By Bill Britt
Alabama Political Reporter
The race to become Alabama’s 54th Governor will present a crowded field of candidates, but the first out-of-the-pack would appear to be the current President of the Public Service Commission (PSC) Twinkle Andress Cavanaugh, who filed with the Secretary of State on March 1 of this year.
Cavanaugh, a conservative stalwart since the 1990s, will likely face a daunting array of male challengers in a State with only one female serving as a constitutional officer (Lt. Gov. Kay Ivey is the only woman holding a statewide office).
In a phone conversation with The Alabama Political Reporter, Cavanaugh said she was doing her due diligence as required by State law but was not ready to announce her candidacy at this time. Alabama State law does not have an option for a potential gubernatorial candidate to form an exploratory committee.
Depending on where Fortune’s Wheel lands for Gov. Bentley after the Ethics Commission’s meeting on April 5, Ivey could find herself as the 54th Governor of Alabama. She would be the only female to hold that post since Lurleen B. Wallace was elected the 46th Governor. She served for fifteen months, from January 1967 until her death in May 1968.
Over the last few months, statewide polling shows Chief Justice Roy Moore to be the leading contender with Cavanaugh following in second place. Moore regained his seat on the bench when elected again as Chief Justice of the Alabama Supreme Court (November 6, 2012) winning 51.8 percent of the vote over Robert S. Vance. He won the Republican primary on March 13, of that year, receiving 50 percent of the vote.
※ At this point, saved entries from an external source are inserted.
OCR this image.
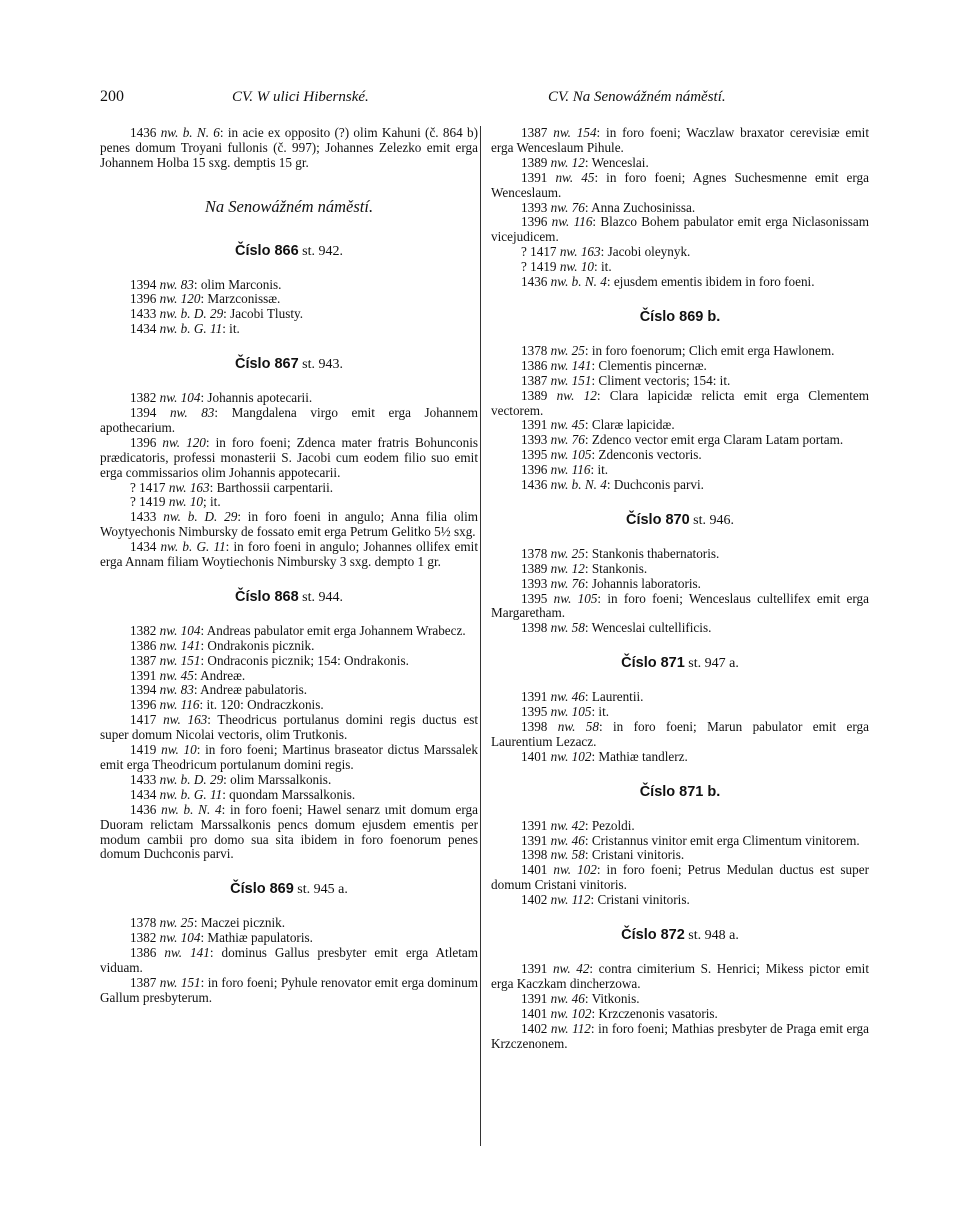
200	CV. W ulici Hibernské.	CV. Na Senowážném náměstí.

1436 nw. b. N. 6: in acie ex opposito (?) olim Kahuni (č. 864 b) penes domum Troyani fullonis (č. 997); Johannes Zelezko emit erga Johannem Holba 15 sxg. demptis 15 gr.

Na Senowážném náměstí.
Číslo 866 st. 942.

1394 nw. 83: olim Marconis.

1396 nw. 120: Marzconissæ.

1433 nw. b. D. 29: Jacobi Tlusty.

1434 nw. b. G. 11: it.

Číslo 867 st. 943.

1382 nw. 104: Johannis apotecarii.

1394 nw. 83: Mangdalena virgo emit erga Johannem apothecarium.

1396 nw. 120: in foro foeni; Zdenca mater fratris Bohunconis prædicatoris, professi monasterii S. Jacobi cum eodem filio suo emit erga commissarios olim Johannis appotecarii.

? 1417 nw. 163: Barthossii carpentarii.

? 1419 nw. 10; it.

1433 nw. b. D. 29: in foro foeni in angulo; Anna filia olim Woytyechonis Nimbursky de fossato emit erga Petrum Gelitko 5½ sxg.

1434 nw. b. G. 11: in foro foeni in angulo; Johannes ollifex emit erga Annam filiam Woytiechonis Nimbursky 3 sxg. dempto 1 gr.

Číslo 868 st. 944.

1382 nw. 104: Andreas pabulator emit erga Johannem Wrabecz.

1386 nw. 141: Ondrakonis picznik.

1387 nw. 151: Ondraconis picznik; 154: Ondrakonis.

1391 nw. 45: Andreæ.

1394 nw. 83: Andreæ pabulatoris.

1396 nw. 116: it. 120: Ondraczkonis.

1417 nw. 163: Theodricus portulanus domini regis ductus est super domum Nicolai vectoris, olim Trutkonis.

1419 nw. 10: in foro foeni; Martinus braseator dictus Marssalek emit erga Theodricum portulanum domini regis.

1433 nw. b. D. 29: olim Marssalkonis.

1434 nw. b. G. 11: quondam Marssalkonis.

1436 nw. b. N. 4: in foro foeni; Hawel senarz ιmit domum erga Duoram relictam Marssalkonis pencs domum ejusdem ementis per modum cambii pro domo sua sita ibidem in foro foenorum penes domum Duchconis parvi.

Číslo 869 st. 945 a.

1378 nw. 25: Maczei picznik.

1382 nw. 104: Mathiæ papulatoris.

1386 nw. 141: dominus Gallus presbyter emit erga Atletam viduam.

1387 nw. 151: in foro foeni; Pyhule renovator emit erga dominum Gallum presbyterum.

1387 nw. 154: in foro foeni; Waczlaw braxator cerevisiæ emit erga Wenceslaum Pihule.

1389 nw. 12: Wenceslai.

1391 nw. 45: in foro foeni; Agnes Suchesmenne emit erga Wenceslaum.

1393 nw. 76: Anna Zuchosinissa.

1396 nw. 116: Blazco Bohem pabulator emit erga Niclasonissam vicejudicem.

? 1417 nw. 163: Jacobi oleynyk.

? 1419 nw. 10: it.

1436 nw. b. N. 4: ejusdem ementis ibidem in foro foeni.

Číslo 869 b.

1378 nw. 25: in foro foenorum; Clich emit erga Hawlonem.

1386 nw. 141: Clementis pincernæ.

1387 nw. 151: Climent vectoris; 154: it.

1389 nw. 12: Clara lapicidæ relicta emit erga Clementem vectorem.

1391 nw. 45: Claræ lapicidæ.

1393 nw. 76: Zdenco vector emit erga Claram Latam portam.

1395 nw. 105: Zdenconis vectoris.

1396 nw. 116: it.

1436 nw. b. N. 4: Duchconis parvi.

Číslo 870 st. 946.

1378 nw. 25: Stankonis thabernatoris.

1389 nw. 12: Stankonis.

1393 nw. 76: Johannis laboratoris.

1395 nw. 105: in foro foeni; Wenceslaus cultellifex emit erga Margaretham.

1398 nw. 58: Wenceslai cultellificis.

Číslo 871 st. 947 a.

1391 nw. 46: Laurentii.

1395 nw. 105: it.

1398 nw. 58: in foro foeni; Marun pabulator emit erga Laurentium Lezacz.

1401 nw. 102: Mathiæ tandlerz.

Číslo 871 b.

1391 nw. 42: Pezoldi.

1391 nw. 46: Cristannus vinitor emit erga Climentum vinitorem.

1398 nw. 58: Cristani vinitoris.

1401 nw. 102: in foro foeni; Petrus Medulan ductus est super domum Cristani vinitoris.

1402 nw. 112: Cristani vinitoris.

Číslo 872 st. 948 a.

1391 nw. 42: contra cimiterium S. Henrici; Mikess pictor emit erga Kaczkam dincherzowa.

1391 nw. 46: Vitkonis.

1401 nw. 102: Krzczenonis vasatoris.

1402 nw. 112: in foro foeni; Mathias presbyter de Praga emit erga Krzczenonem.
Moore’s suspension from the bench for the remainder of his term, stemming from an ethics complaint issued by the Southern Poverty Law Center (SPLC), has done nothing to tarnish his reputation among rank and file conservatives.
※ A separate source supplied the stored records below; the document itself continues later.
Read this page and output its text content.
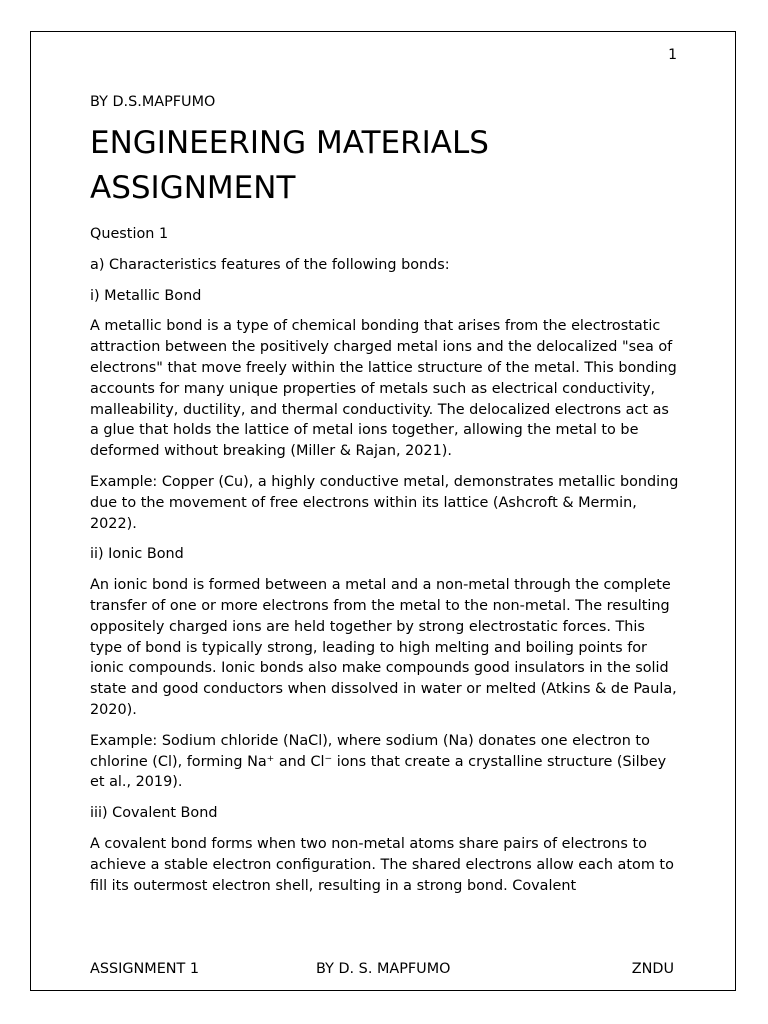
1
BY D.S.MAPFUMO
ENGINEERING MATERIALS ASSIGNMENT

Question 1

a) Characteristics features of the following bonds:

i) Metallic Bond

A metallic bond is a type of chemical bonding that arises from the electrostatic attraction between the positively charged metal ions and the delocalized "sea of electrons" that move freely within the lattice structure of the metal. This bonding accounts for many unique properties of metals such as electrical conductivity, malleability, ductility, and thermal conductivity. The delocalized electrons act as a glue that holds the lattice of metal ions together, allowing the metal to be deformed without breaking (Miller & Rajan, 2021).

Example: Copper (Cu), a highly conductive metal, demonstrates metallic bonding due to the movement of free electrons within its lattice (Ashcroft & Mermin, 2022).

ii) Ionic Bond

An ionic bond is formed between a metal and a non-metal through the complete transfer of one or more electrons from the metal to the non-metal. The resulting oppositely charged ions are held together by strong electrostatic forces. This type of bond is typically strong, leading to high melting and boiling points for ionic compounds. Ionic bonds also make compounds good insulators in the solid state and good conductors when dissolved in water or melted (Atkins & de Paula, 2020).

Example: Sodium chloride (NaCl), where sodium (Na) donates one electron to chlorine (Cl), forming Na⁺ and Cl⁻ ions that create a crystalline structure (Silbey et al., 2019).

iii) Covalent Bond

A covalent bond forms when two non-metal atoms share pairs of electrons to achieve a stable electron configuration. The shared electrons allow each atom to fill its outermost electron shell, resulting in a strong bond. Covalent

ASSIGNMENT 1	BY D. S. MAPFUMO	ZNDU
While Cavanaugh trails Moore by a significant margin, she is edging out the other contenders by an even greater number.
The Goat Hill chattering class, believe others are soon to enter the fray. Agriculture and Industry Commissioner John McMillan, Secretary of State John Merrill, State Treasurer Young Boozer, Senate President Pro Tem Del Marsh, Huntsville Mayor Tommy Battle, and State Auditor Jim Zeigler.
For the moment, Cavanaugh is the only candidate to file officially with the Secretary of State.